When analyzing chamber CO2 measurements with the H-M model, we face a trade-off:
- **Lower uncertainty range** (more precise estimates) vs. **Better model fit** (higher log-likelihood)
- Different combinations of deadband/cutoff parameters provide different points on this trade-off curve
- The Pareto front identifies the "efficient frontier" where you cannot improve one objective without worsening the other

## Implementation

In [None]:
import numpy as np
import matplotlib.pyplot as plt
from soilgasflux_fcs import HM_model, json_reader
import xarray as xr

def find_pareto_front(x, y, maximize_x=False, maximize_y=False):
    """
    Find the Pareto front for two objectives
    
    Parameters:
    -----------
    x, y : array-like
        Values of the two objectives (uncertainty range vs loglikelihood)
    maximize_x, maximize_y : bool
        Whether to maximize (True) or minimize (False) each objective
    
    Returns:
    --------
    pareto_indices : ndarray
        Indices of points on the Pareto front
    """
    # Copy arrays to avoid modifying originals
    x_values = np.copy(x)
    y_values = np.copy(y)
    
    # Convert maximization to minimization
    if maximize_x:
        x_values = -x_values
    if maximize_y:
        y_values = -y_values
    
    points = np.column_stack((x_values, y_values))
    pareto_indices = []
    
    for i, point in enumerate(points):
        if np.isnan(point).any():
            continue
            
        dominated = False
        for j, other_point in enumerate(points):
            if i != j and not np.isnan(other_point).any():
                # Check if other_point dominates point (smaller is better)
                if (all(other_point <= point) and any(other_point < point)):
                    dominated = True
                    break
        
        if not dominated:
            pareto_indices.append(i)
    
    return np.array(pareto_indices)

## Example Analysis with Synthetic Data

Let's demonstrate the concept with a synthetic dataset where we know the "true" optimal parameters.

In [None]:
# Generate synthetic MCMC results for demonstration
# In practice, these would come from actual MCMC runs with different deadband/cutoff combinations

np.random.seed(42)
n_parameter_combinations = 50

# Simulate uncertainty range and log-likelihood for different parameter combinations
# Create realistic trade-off: as uncertainty decreases, log-likelihood tends to get worse
base_uncertainty = np.random.uniform(0.1, 2.0, n_parameter_combinations)
base_loglik = np.random.uniform(-30, -5, n_parameter_combinations)
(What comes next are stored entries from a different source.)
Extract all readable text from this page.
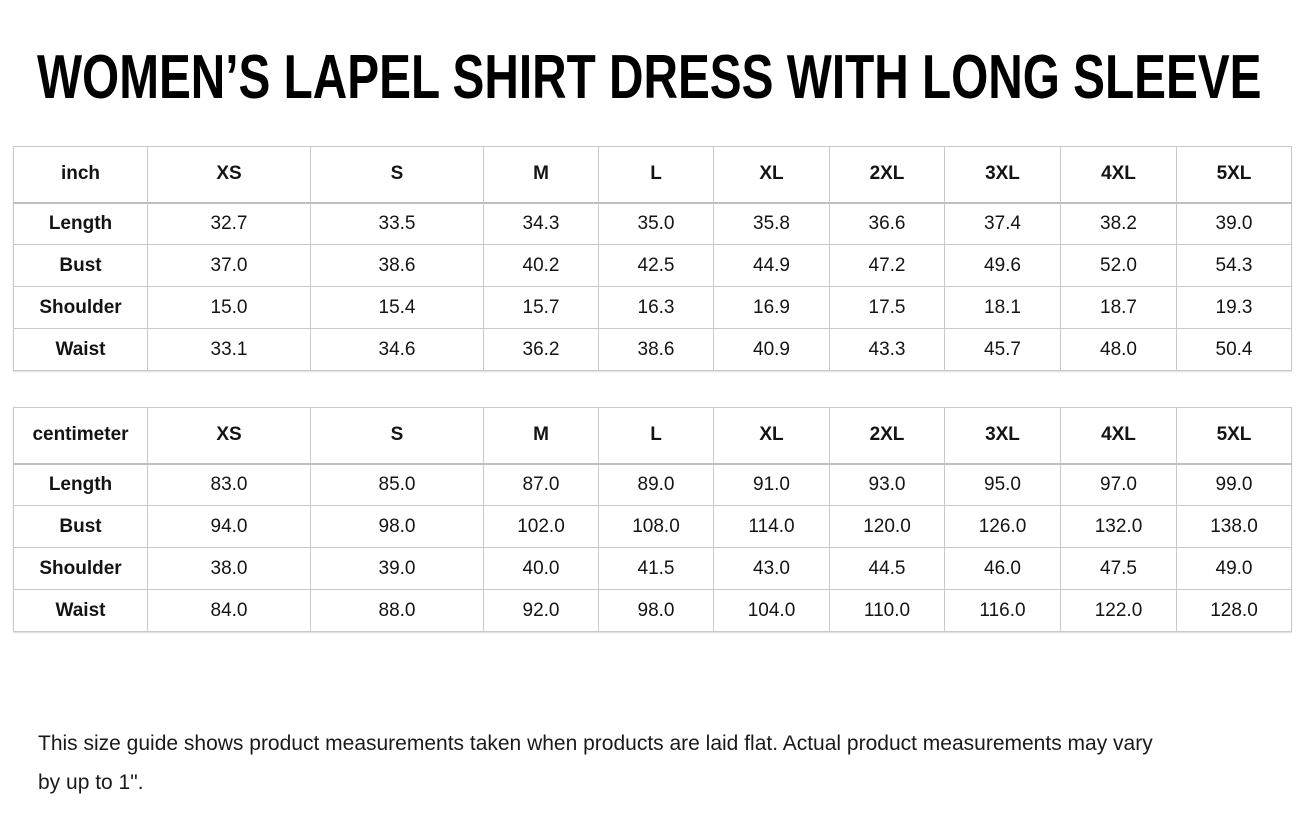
WOMEN’S LAPEL SHIRT DRESS WITH LONG SLEEVE
inch	XS	S	M	L	XL	2XL	3XL	4XL	5XL
Length	32.7	33.5	34.3	35.0	35.8	36.6	37.4	38.2	39.0
Bust	37.0	38.6	40.2	42.5	44.9	47.2	49.6	52.0	54.3
Shoulder	15.0	15.4	15.7	16.3	16.9	17.5	18.1	18.7	19.3
Waist	33.1	34.6	36.2	38.6	40.9	43.3	45.7	48.0	50.4
centimeter	XS	S	M	L	XL	2XL	3XL	4XL	5XL
Length	83.0	85.0	87.0	89.0	91.0	93.0	95.0	97.0	99.0
Bust	94.0	98.0	102.0	108.0	114.0	120.0	126.0	132.0	138.0
Shoulder	38.0	39.0	40.0	41.5	43.0	44.5	46.0	47.5	49.0
Waist	84.0	88.0	92.0	98.0	104.0	110.0	116.0	122.0	128.0

This size guide shows product measurements taken when products are laid flat. Actual product measurements may vary by up to 1".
# Add correlation: lower uncertainty often means worse model fit
uncertainty_range = base_uncertainty + 0.3 * np.random.normal(0, 1, n_parameter_combinations)
loglikelihood = base_loglik - 5 * (1 / base_uncertainty) + 2 * np.random.normal(0, 1, n_parameter_combinations)
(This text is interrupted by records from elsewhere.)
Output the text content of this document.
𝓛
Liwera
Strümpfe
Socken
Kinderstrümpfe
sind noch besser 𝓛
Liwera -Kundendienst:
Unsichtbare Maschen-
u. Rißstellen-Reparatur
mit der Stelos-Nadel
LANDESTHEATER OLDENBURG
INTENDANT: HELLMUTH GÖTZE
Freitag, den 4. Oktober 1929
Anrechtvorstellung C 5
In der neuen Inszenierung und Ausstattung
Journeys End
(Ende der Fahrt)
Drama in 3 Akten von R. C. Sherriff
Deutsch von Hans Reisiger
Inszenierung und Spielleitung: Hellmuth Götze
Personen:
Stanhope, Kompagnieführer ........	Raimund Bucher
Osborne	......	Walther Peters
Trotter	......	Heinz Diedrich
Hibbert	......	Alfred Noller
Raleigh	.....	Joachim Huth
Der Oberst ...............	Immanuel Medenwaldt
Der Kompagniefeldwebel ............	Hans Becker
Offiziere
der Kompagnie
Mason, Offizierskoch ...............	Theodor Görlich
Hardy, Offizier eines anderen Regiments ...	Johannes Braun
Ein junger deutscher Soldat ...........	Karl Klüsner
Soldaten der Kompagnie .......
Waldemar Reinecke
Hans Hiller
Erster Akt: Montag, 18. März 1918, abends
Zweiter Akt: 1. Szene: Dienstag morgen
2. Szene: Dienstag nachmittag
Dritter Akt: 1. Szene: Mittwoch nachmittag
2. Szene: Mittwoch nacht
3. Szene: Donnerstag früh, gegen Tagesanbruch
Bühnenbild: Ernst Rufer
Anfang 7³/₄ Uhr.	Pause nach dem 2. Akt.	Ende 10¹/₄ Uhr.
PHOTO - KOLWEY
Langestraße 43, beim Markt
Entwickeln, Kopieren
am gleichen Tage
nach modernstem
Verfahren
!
# Normalize for visualization
norm_uncertainty = (uncertainty_range - np.min(uncertainty_range)) / (np.max(uncertainty_range) - np.min(uncertainty_range))
norm_loglik = (loglikelihood - np.min(loglikelihood)) / (np.max(loglikelihood) - np.min(loglikelihood))

print(f"Generated {n_parameter_combinations} parameter combinations")
print(f"Uncertainty range: {uncertainty_range.min():.3f} - {uncertainty_range.max():.3f}")
print(f"Log-likelihood range: {loglikelihood.min():.1f} - {loglikelihood.max():.1f}")
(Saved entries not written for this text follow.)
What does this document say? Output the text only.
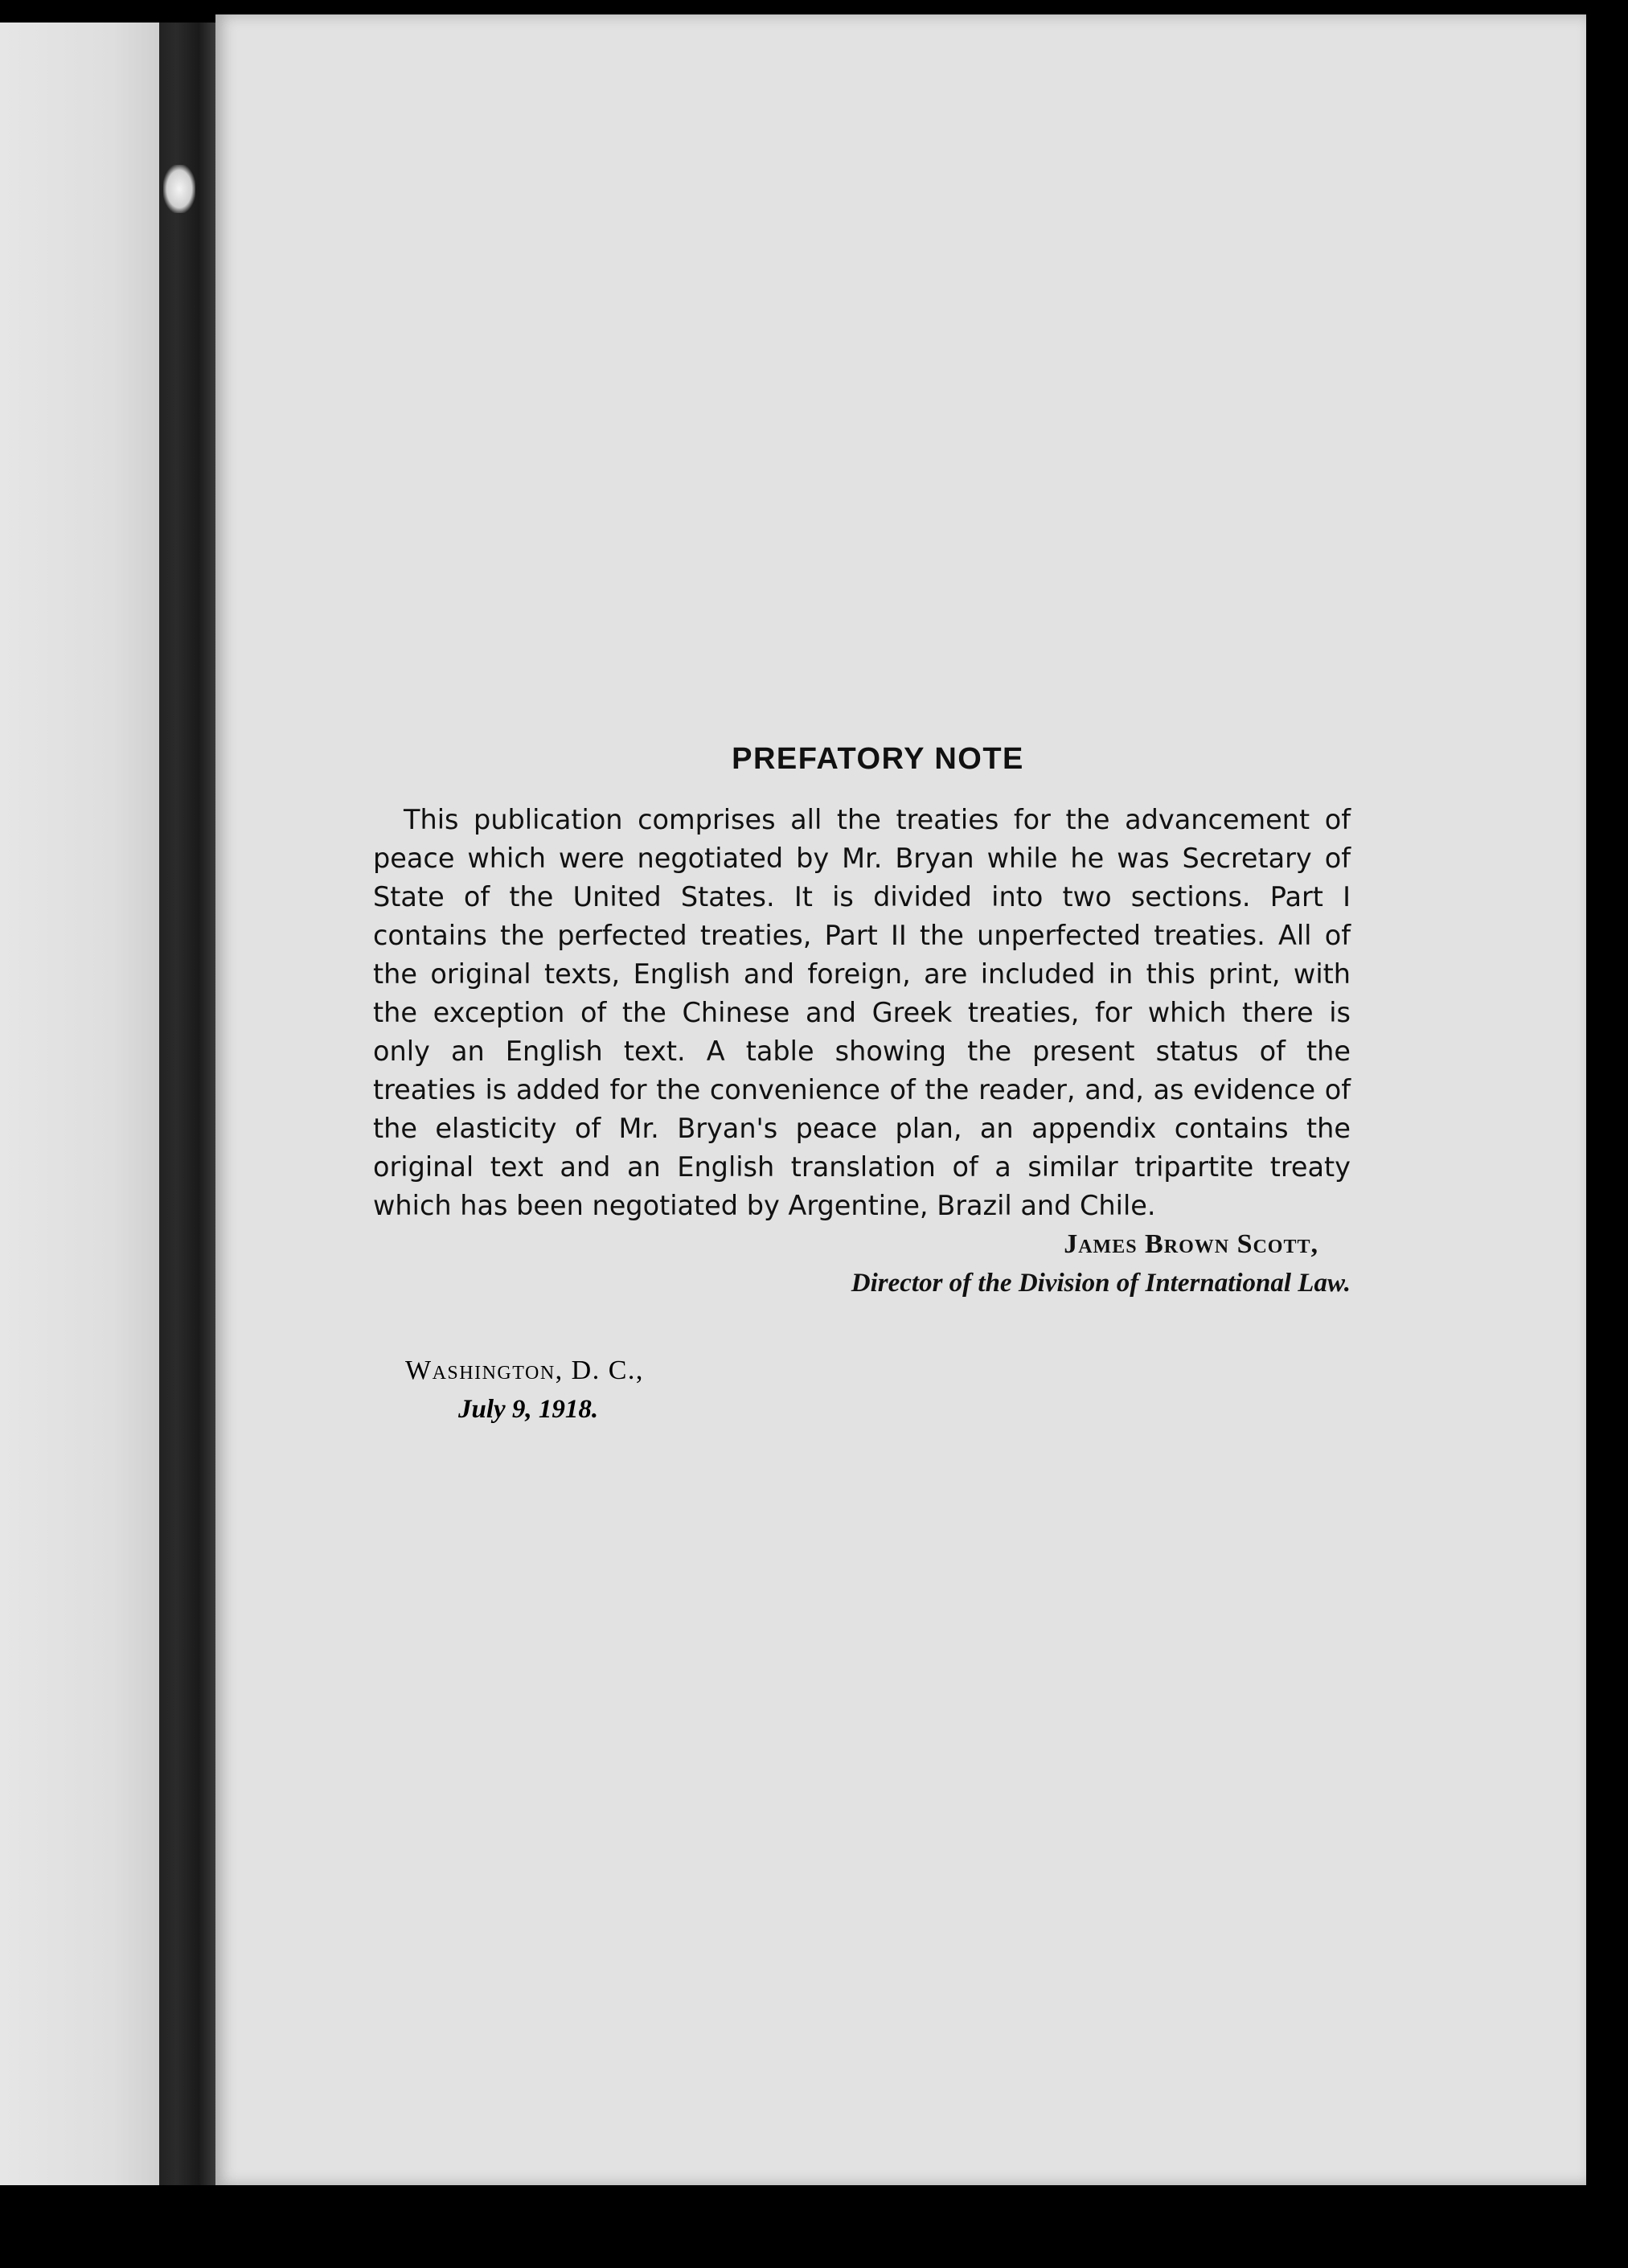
PREFATORY NOTE

This publication comprises all the treaties for the advancement of
peace which were negotiated by Mr. Bryan while he was Secretary of
State of the United States. It is divided into two sections. Part I
contains the perfected treaties, Part II the unperfected treaties. All of
the original texts, English and foreign, are included in this print, with
the exception of the Chinese and Greek treaties, for which there is
only an English text. A table showing the present status of the
treaties is added for the convenience of the reader, and, as evidence of
the elasticity of Mr. Bryan's peace plan, an appendix contains the
original text and an English translation of a similar tripartite treaty
which has been negotiated by Argentine, Brazil and Chile.

James Brown Scott,
Director of the Division of International Law.
Washington, D. C.,
July 9, 1918.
## Find Pareto Front and Optimal Solution

In [None]:
# Find Pareto front
# We want to minimize both uncertainty (x) and negative log-likelihood (y)
pareto_indices = find_pareto_front(norm_uncertainty, norm_loglik, maximize_x=False, maximize_y=False)

print(f"Found {len(pareto_indices)} points on Pareto front")

# Find best compromise solution (closest to origin in normalized space)
distances = np.sqrt(norm_uncertainty[pareto_indices]**2 + norm_loglik[pareto_indices]**2)
best_pareto_idx = pareto_indices[np.argmin(distances)]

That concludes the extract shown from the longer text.